Just How Imbalanced Are Gender Ratios On The World Stage?

The disparity is deafening.

The G20 summit held in Guangzhou, China this past weekend presented the opportunity for an amusing Photoshop battle between Presidents Obama and Vladimir Putin, but it was also serious business. Among other issues, leaders from major economies gathered to talk about Syria, climate change, and growing populism around the world. 

But one photo shared by Wall Street Journal reporter Te-Ping Chen showed the ubiquity of gender inequality that exists even in global leadership.

The image was of world leaders posing for a photo at the conference. Of the 36 leaders in the photo, only four were women. "The lack of women in global leadership can feel pretty abstract," Chen tweeted. "This image really brings it home, though."

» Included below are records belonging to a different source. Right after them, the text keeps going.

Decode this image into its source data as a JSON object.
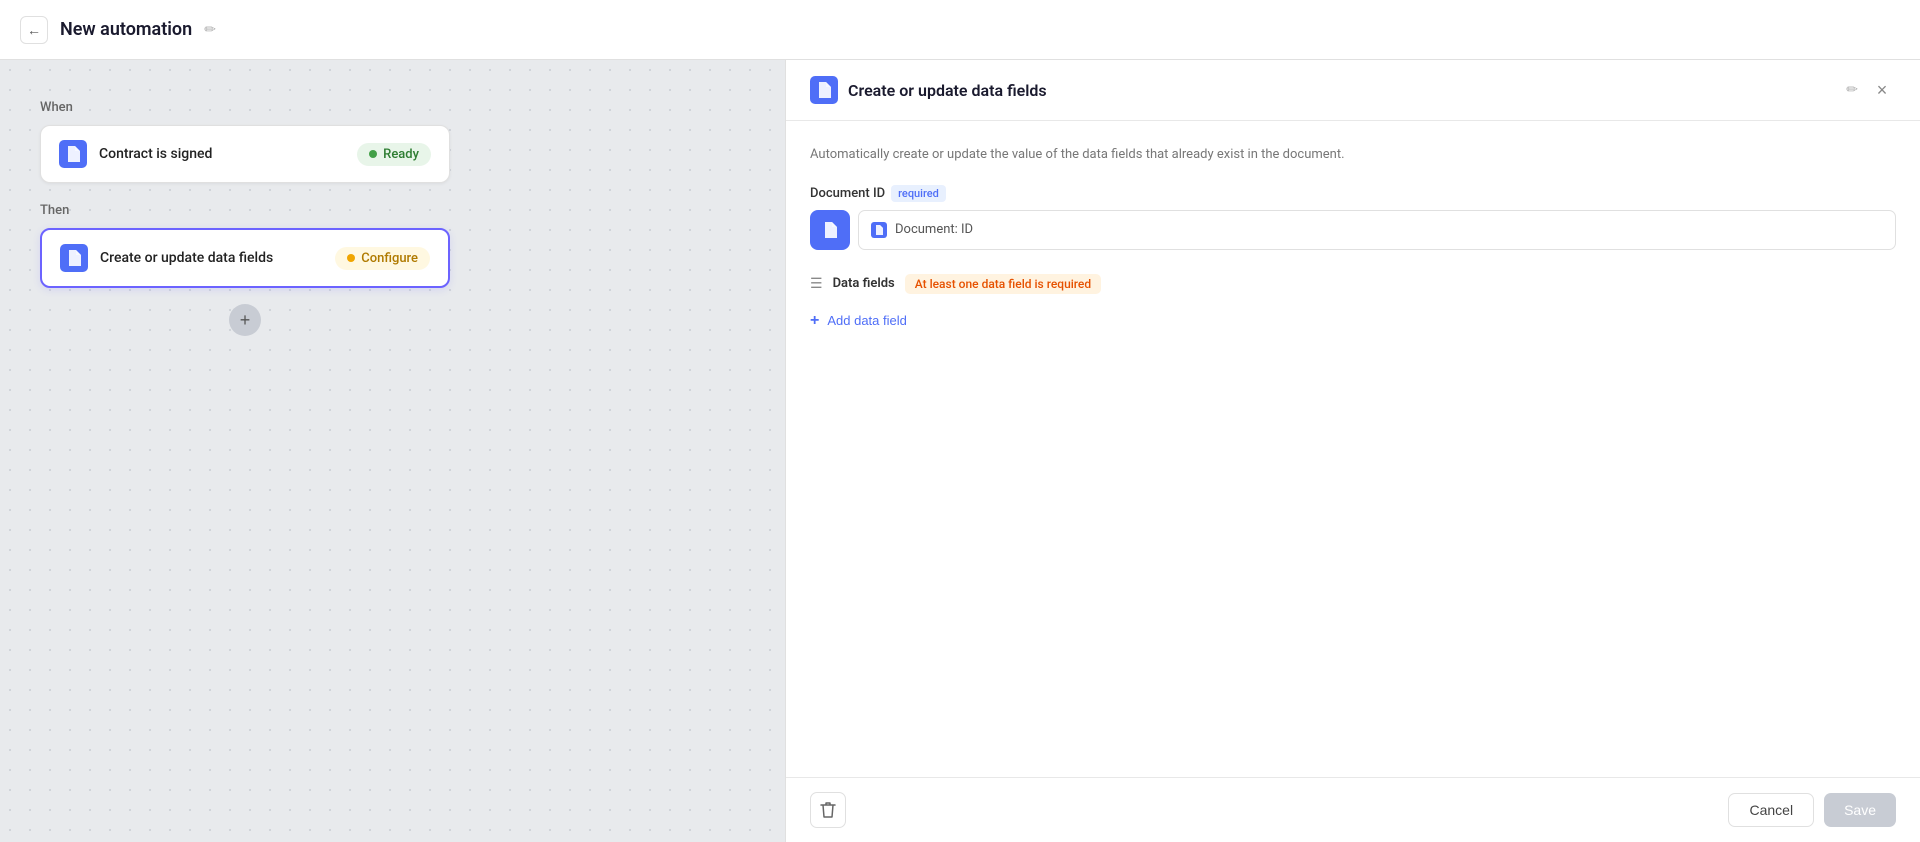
{
  "header": {
    "back_label": "←",
    "title": "New automation",
    "edit_icon": "✏"
  },
  "left_panel": {
    "when_label": "When",
    "then_label": "Then",
    "step1": {
      "icon": "📄",
      "name": "Contract is signed",
      "status": "Ready",
      "status_type": "ready"
    },
    "step2": {
      "icon": "📄",
      "name": "Create or update data fields",
      "status": "Configure",
      "status_type": "configure"
    },
    "add_step_icon": "+"
  },
  "right_panel": {
    "header": {
      "icon": "📄",
      "title": "Create or update data fields",
      "edit_icon": "✏",
      "close_icon": "×"
    },
    "description": "Automatically create or update the value of the data fields that already exist in the document.",
    "document_id": {
      "label": "Document ID",
      "required_label": "required",
      "value": "Document: ID"
    },
    "data_fields": {
      "section_title": "Data fields",
      "warning": "At least one data field is required",
      "add_label": "Add data field"
    },
    "footer": {
      "cancel_label": "Cancel",
      "save_label": "Save"
    }
  }
}
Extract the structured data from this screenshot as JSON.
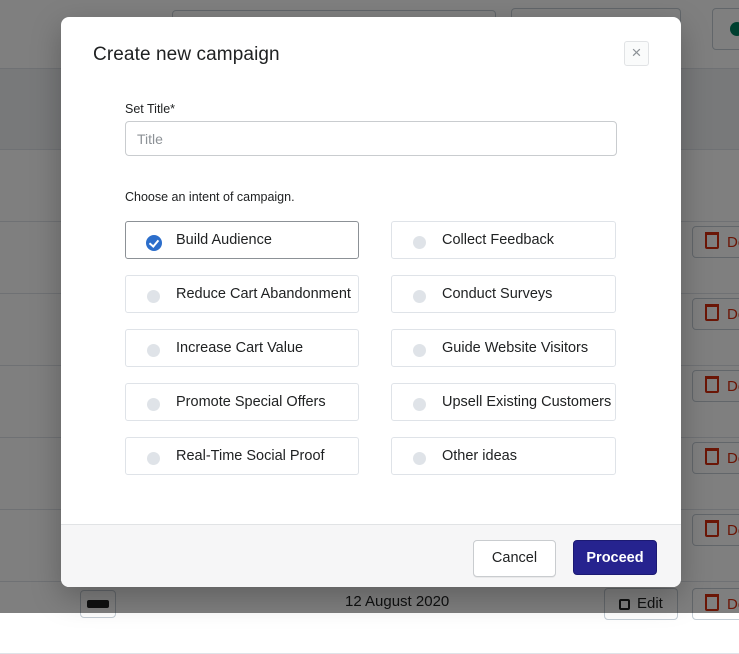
{
  "modal": {
    "title": "Create new campaign",
    "close_label": "×",
    "title_field": {
      "label": "Set Title*",
      "placeholder": "Title",
      "value": ""
    },
    "intent_label": "Choose an intent of campaign.",
    "options": [
      {
        "label": "Build Audience",
        "selected": true
      },
      {
        "label": "Collect Feedback",
        "selected": false
      },
      {
        "label": "Reduce Cart Abandonment",
        "selected": false
      },
      {
        "label": "Conduct Surveys",
        "selected": false
      },
      {
        "label": "Increase Cart Value",
        "selected": false
      },
      {
        "label": "Guide Website Visitors",
        "selected": false
      },
      {
        "label": "Promote Special Offers",
        "selected": false
      },
      {
        "label": "Upsell Existing Customers",
        "selected": false
      },
      {
        "label": "Real-Time Social Proof",
        "selected": false
      },
      {
        "label": "Other ideas",
        "selected": false
      }
    ],
    "footer": {
      "cancel_label": "Cancel",
      "proceed_label": "Proceed"
    }
  },
  "background": {
    "delete_label": "De",
    "date": "12 August 2020",
    "edit_label": "Edit"
  },
  "colors": {
    "primary": "#26238f",
    "selected_radio": "#2c6ecb",
    "danger": "#d72c0d"
  }
}
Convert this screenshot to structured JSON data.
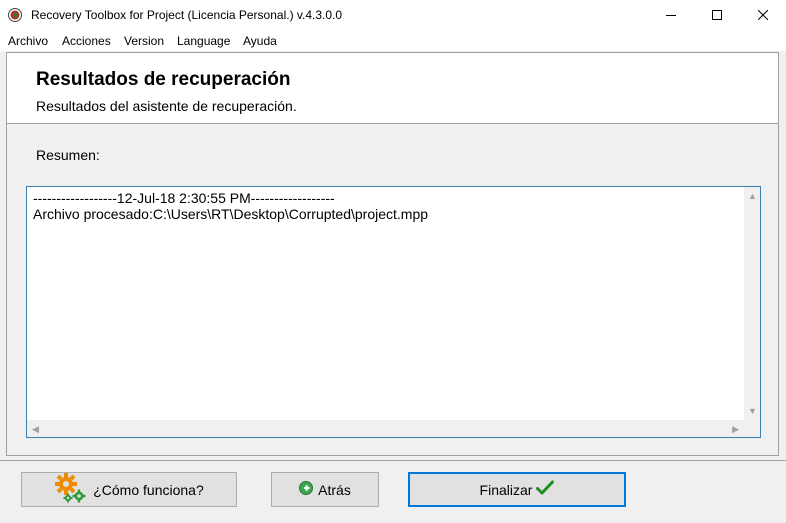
{
  "window": {
    "title": "Recovery Toolbox for Project (Licencia Personal.) v.4.3.0.0"
  },
  "menu": [
    "Archivo",
    "Acciones",
    "Version",
    "Language",
    "Ayuda"
  ],
  "header": {
    "title": "Resultados de recuperación",
    "subtitle": "Resultados del asistente de recuperación."
  },
  "summary": {
    "label": "Resumen:",
    "log_lines": [
      "------------------12-Jul-18 2:30:55 PM------------------",
      "Archivo procesado:C:\\Users\\RT\\Desktop\\Corrupted\\project.mpp"
    ]
  },
  "buttons": {
    "help": "¿Cómo funciona?",
    "back": "Atrás",
    "finish": "Finalizar"
  },
  "icons": {
    "app": "app-logo-icon",
    "help": "gears-icon",
    "back": "back-arrow-icon",
    "finish": "checkmark-icon"
  },
  "colors": {
    "accent": "#0078d7",
    "logbox_border": "#3c7fb1",
    "gear_orange": "#f08a00",
    "gear_green": "#2e9a3a",
    "check_green": "#1e8e1e"
  }
}
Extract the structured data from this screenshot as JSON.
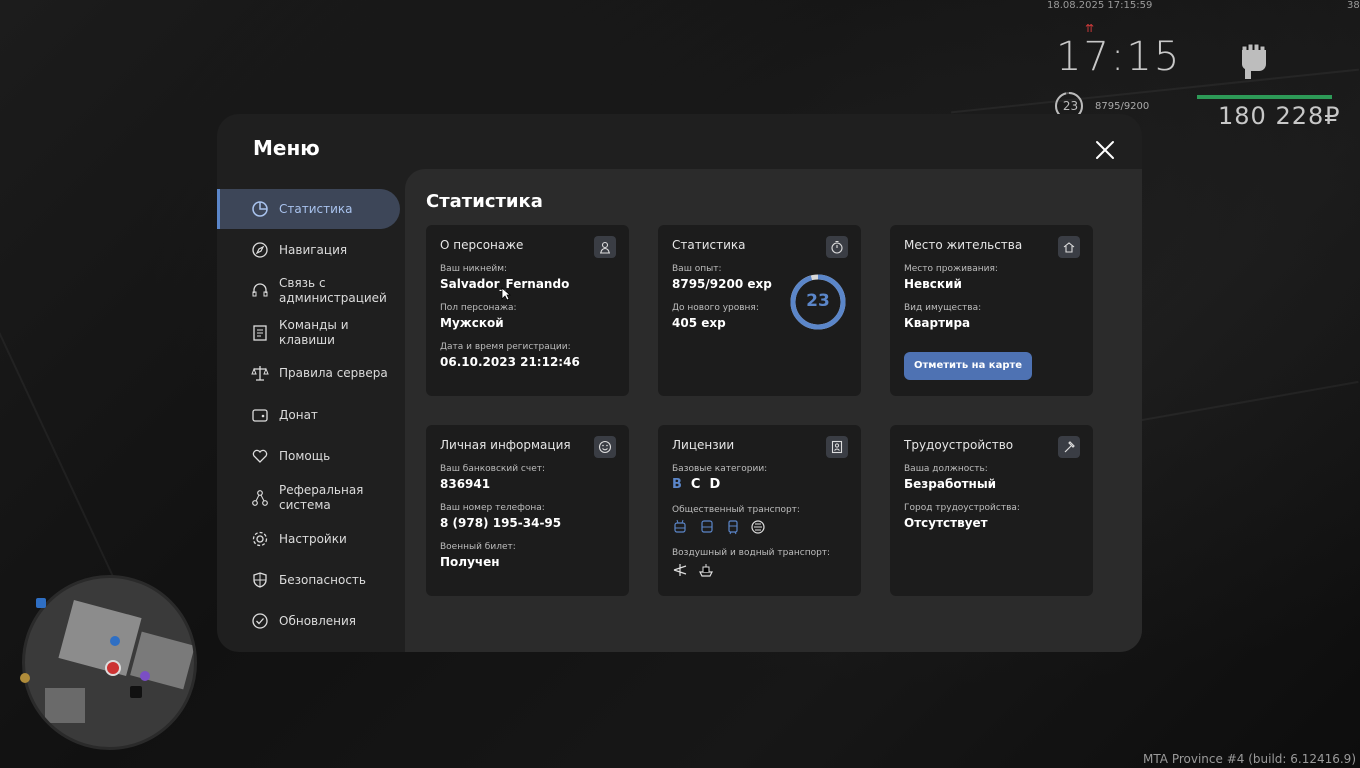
{
  "hud": {
    "datetime": "18.08.2025 17:15:59",
    "fps": "38",
    "clock": "17:15",
    "level": "23",
    "exp": "8795/9200",
    "money": "180 228₽"
  },
  "build_text": "MTA Province #4 (build: 6.12416.9)",
  "menu": {
    "title": "Меню",
    "sidebar": [
      {
        "label": "Статистика",
        "icon": "pie-chart-icon",
        "active": true
      },
      {
        "label": "Навигация",
        "icon": "compass-icon"
      },
      {
        "label": "Связь с администрацией",
        "icon": "headset-icon"
      },
      {
        "label": "Команды и клавиши",
        "icon": "document-icon"
      },
      {
        "label": "Правила сервера",
        "icon": "scales-icon"
      },
      {
        "label": "Донат",
        "icon": "wallet-icon"
      },
      {
        "label": "Помощь",
        "icon": "heart-hand-icon"
      },
      {
        "label": "Реферальная система",
        "icon": "network-icon"
      },
      {
        "label": "Настройки",
        "icon": "gear-icon"
      },
      {
        "label": "Безопасность",
        "icon": "shield-icon"
      },
      {
        "label": "Обновления",
        "icon": "check-circle-icon"
      }
    ],
    "content_title": "Статистика",
    "cards": {
      "character": {
        "title": "О персонаже",
        "nick_label": "Ваш никнейм:",
        "nick": "Salvador_Fernando",
        "gender_label": "Пол персонажа:",
        "gender": "Мужской",
        "reg_label": "Дата и время регистрации:",
        "reg": "06.10.2023 21:12:46"
      },
      "stats": {
        "title": "Статистика",
        "exp_label": "Ваш опыт:",
        "exp": "8795/9200 exp",
        "next_label": "До нового уровня:",
        "next": "405 exp",
        "level": "23",
        "level_progress": 0.956
      },
      "residence": {
        "title": "Место жительства",
        "place_label": "Место проживания:",
        "place": "Невский",
        "type_label": "Вид имущества:",
        "type": "Квартира",
        "map_button": "Отметить на карте"
      },
      "personal": {
        "title": "Личная информация",
        "bank_label": "Ваш банковский счет:",
        "bank": "836941",
        "phone_label": "Ваш номер телефона:",
        "phone": "8 (978) 195-34-95",
        "military_label": "Военный билет:",
        "military": "Получен"
      },
      "licenses": {
        "title": "Лицензии",
        "basic_label": "Базовые категории:",
        "categories": [
          {
            "label": "B",
            "active": true
          },
          {
            "label": "C",
            "active": false
          },
          {
            "label": "D",
            "active": false
          }
        ],
        "public_label": "Общественный транспорт:",
        "public_icons": [
          "trolleybus-icon",
          "bus-icon",
          "tram-icon",
          "metro-icon"
        ],
        "air_label": "Воздушный и водный транспорт:",
        "air_icons": [
          "plane-icon",
          "boat-icon"
        ]
      },
      "employment": {
        "title": "Трудоустройство",
        "job_label": "Ваша должность:",
        "job": "Безработный",
        "city_label": "Город трудоустройства:",
        "city": "Отсутствует"
      }
    }
  },
  "colors": {
    "accent": "#5b86c9",
    "button": "#4e72b3",
    "hud_bar": "#2d9a57"
  }
}
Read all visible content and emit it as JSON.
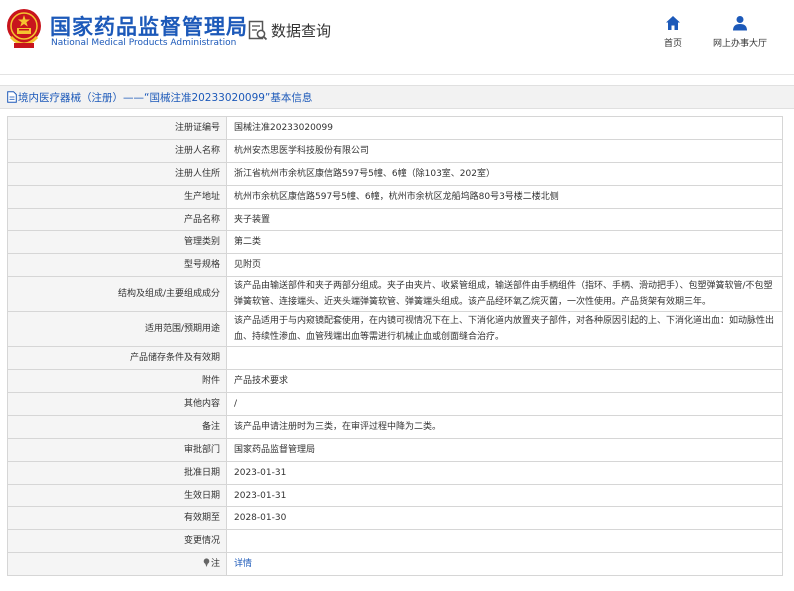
{
  "header": {
    "site_name": "国家药品监督管理局",
    "site_name_en": "National Medical Products Administration",
    "query_title": "数据查询",
    "nav": [
      {
        "label": "首页",
        "icon": "home-icon"
      },
      {
        "label": "网上办事大厅",
        "icon": "user-icon"
      }
    ]
  },
  "colors": {
    "brand": "#1c59b9",
    "label_bg": "#f5f5f5",
    "border": "#d6d6d6"
  },
  "breadcrumb": {
    "text": "境内医疗器械（注册）——“国械注准20233020099”基本信息"
  },
  "rows": [
    {
      "label": "注册证编号",
      "value": "国械注准20233020099"
    },
    {
      "label": "注册人名称",
      "value": "杭州安杰思医学科技股份有限公司"
    },
    {
      "label": "注册人住所",
      "value": "浙江省杭州市余杭区康信路597号5幢、6幢（除103室、202室）"
    },
    {
      "label": "生产地址",
      "value": "杭州市余杭区康信路597号5幢、6幢，杭州市余杭区龙船坞路80号3号楼二楼北侧"
    },
    {
      "label": "产品名称",
      "value": "夹子装置"
    },
    {
      "label": "管理类别",
      "value": "第二类"
    },
    {
      "label": "型号规格",
      "value": "见附页"
    },
    {
      "label": "结构及组成/主要组成成分",
      "value": "该产品由输送部件和夹子两部分组成。夹子由夹片、收紧管组成，输送部件由手柄组件（指环、手柄、滑动把手）、包塑弹簧软管/不包塑弹簧软管、连接端头、近夹头端弹簧软管、弹簧端头组成。该产品经环氧乙烷灭菌，一次性使用。产品货架有效期三年。"
    },
    {
      "label": "适用范围/预期用途",
      "value": "该产品适用于与内窥镜配套使用，在内镜可视情况下在上、下消化道内放置夹子部件，对各种原因引起的上、下消化道出血：如动脉性出血、持续性渗血、血管残端出血等需进行机械止血或创面缝合治疗。"
    },
    {
      "label": "产品储存条件及有效期",
      "value": ""
    },
    {
      "label": "附件",
      "value": "产品技术要求"
    },
    {
      "label": "其他内容",
      "value": "/"
    },
    {
      "label": "备注",
      "value": "该产品申请注册时为三类，在审评过程中降为二类。"
    },
    {
      "label": "审批部门",
      "value": "国家药品监督管理局"
    },
    {
      "label": "批准日期",
      "value": "2023-01-31"
    },
    {
      "label": "生效日期",
      "value": "2023-01-31"
    },
    {
      "label": "有效期至",
      "value": "2028-01-30"
    },
    {
      "label": "变更情况",
      "value": ""
    },
    {
      "label": "注",
      "value": "详情",
      "icon": "pin-icon"
    }
  ]
}
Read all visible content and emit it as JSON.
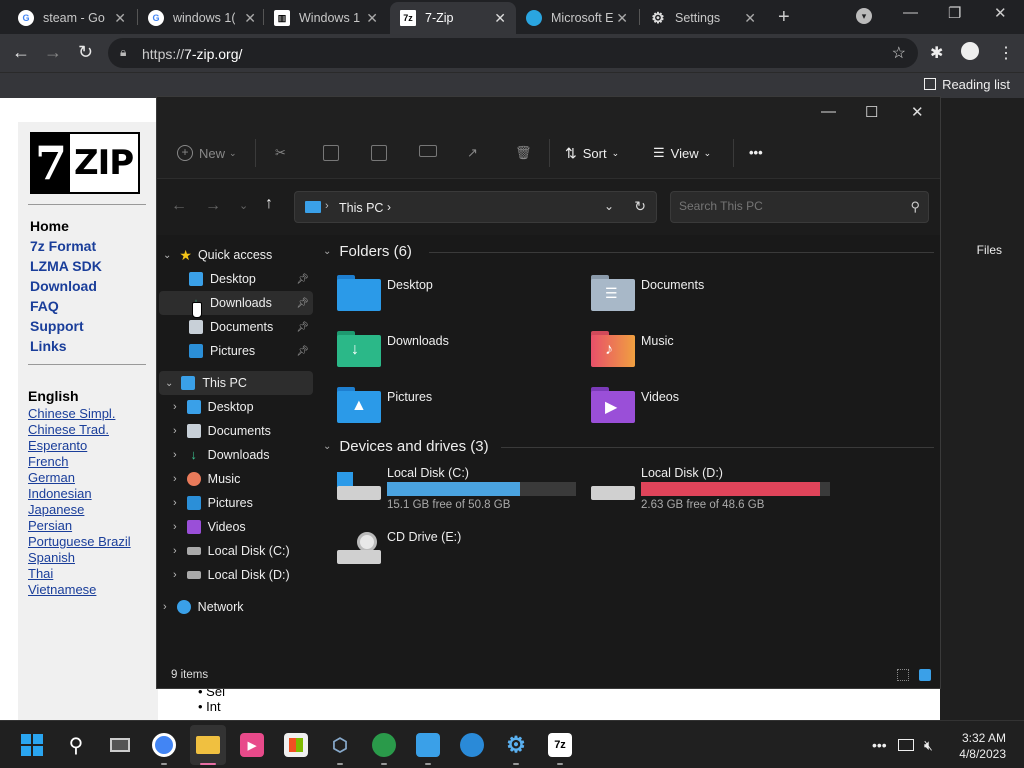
{
  "browser": {
    "tabs": [
      {
        "title": "steam - Go",
        "favicon": "google-icon",
        "color": "#ffffff"
      },
      {
        "title": "windows 1(",
        "favicon": "google-icon",
        "color": "#ffffff"
      },
      {
        "title": "Windows 1",
        "favicon": "library-icon",
        "color": "#ffffff"
      },
      {
        "title": "7-Zip",
        "favicon": "7zip-icon",
        "color": "#ffffff"
      },
      {
        "title": "Microsoft E",
        "favicon": "edge-icon",
        "color": "#2aa5e0"
      },
      {
        "title": "Settings",
        "favicon": "gear-icon",
        "color": "#ffffff"
      }
    ],
    "url_prefix": "https://",
    "url_host": "7-zip.org/",
    "reading_list": "Reading list"
  },
  "website": {
    "logo_digit": "7",
    "logo_text": "ZIP",
    "nav": [
      "Home",
      "7z Format",
      "LZMA SDK",
      "Download",
      "FAQ",
      "Support",
      "Links"
    ],
    "lang_header": "English",
    "languages": [
      "Chinese Simpl.",
      "Chinese Trad.",
      "Esperanto",
      "French",
      "German",
      "Indonesian",
      "Japanese",
      "Persian",
      "Portuguese Brazil",
      "Spanish",
      "Thai",
      "Vietnamese"
    ],
    "files_label": "Files",
    "bullets": [
      "Sel",
      "Int"
    ]
  },
  "explorer": {
    "commands": {
      "new": "New",
      "sort": "Sort",
      "view": "View",
      "more": "•••"
    },
    "address": "This PC",
    "search_placeholder": "Search This PC",
    "nav": {
      "quick_access": "Quick access",
      "quick_items": [
        "Desktop",
        "Downloads",
        "Documents",
        "Pictures"
      ],
      "this_pc": "This PC",
      "pc_items": [
        "Desktop",
        "Documents",
        "Downloads",
        "Music",
        "Pictures",
        "Videos",
        "Local Disk (C:)",
        "Local Disk (D:)"
      ],
      "network": "Network"
    },
    "folders_header": "Folders (6)",
    "folders": [
      "Desktop",
      "Documents",
      "Downloads",
      "Music",
      "Pictures",
      "Videos"
    ],
    "drives_header": "Devices and drives (3)",
    "drives": [
      {
        "name": "Local Disk (C:)",
        "space": "15.1 GB free of 50.8 GB",
        "used_fraction": 0.703,
        "color": "#4aa3e0"
      },
      {
        "name": "Local Disk (D:)",
        "space": "2.63 GB free of 48.6 GB",
        "used_fraction": 0.946,
        "color": "#e0445a"
      },
      {
        "name": "CD Drive (E:)"
      }
    ],
    "status": "9 items"
  },
  "taskbar": {
    "time": "3:32 AM",
    "date": "4/8/2023",
    "apps": [
      "start-icon",
      "search-icon",
      "task-view-icon",
      "chrome-icon",
      "file-explorer-icon",
      "media-player-icon",
      "store-icon",
      "virtualbox-icon",
      "network-tool-icon",
      "remote-desktop-icon",
      "globe-icon",
      "settings-icon",
      "7zip-icon"
    ]
  }
}
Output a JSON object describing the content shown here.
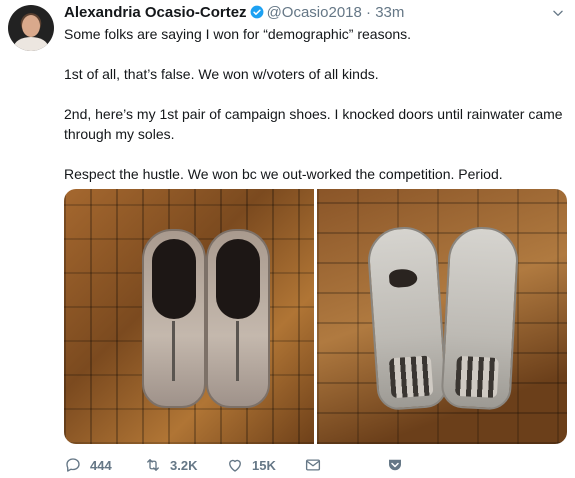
{
  "tweet": {
    "author_name": "Alexandria Ocasio-Cortez",
    "handle": "@Ocasio2018",
    "separator": "·",
    "time": "33m",
    "paragraphs": [
      "Some folks are saying I won for “demographic” reasons.",
      "1st of all, that’s false. We won w/voters of all kinds.",
      "2nd, here’s my 1st pair of campaign shoes. I knocked doors until rainwater came through my soles.",
      "Respect the hustle. We won bc we out-worked the competition. Period."
    ]
  },
  "actions": {
    "reply_count": "444",
    "retweet_count": "3.2K",
    "like_count": "15K"
  },
  "colors": {
    "verified": "#1da1f2",
    "muted": "#657786",
    "text": "#14171a"
  },
  "icons": [
    "verified-badge-icon",
    "chevron-down-icon",
    "reply-icon",
    "retweet-icon",
    "like-icon",
    "envelope-icon"
  ]
}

Her tweet sparked a discussion about female leaders. "Extra depressingly this is probably a pretty woman-rich G20 photo too," one CNN reporter James Griffith responded

Despite the lack of female representation in global leadership today, many have begun looking towards the progress they see in the future. Theresa May is now the U.K.'s prime minister, following the fallout from Brexit. If Hillary Clinton wins the election, the United States will have its first-ever female president and three of the world's top economies — the U.K., the U.S. and Germany with Chancellor Angela Merkel — will be led by women. Two of the most powerful financial institutions, the Federal Reserve Board and the International Monetary Fund, are currently run by women. The next United Nations secretary general could also be a woman. 

While this image from the G20 is a reminder of how the fight for gender equality is by no means over, there is hope that there will be a shift in gender representation on this stage in the coming years.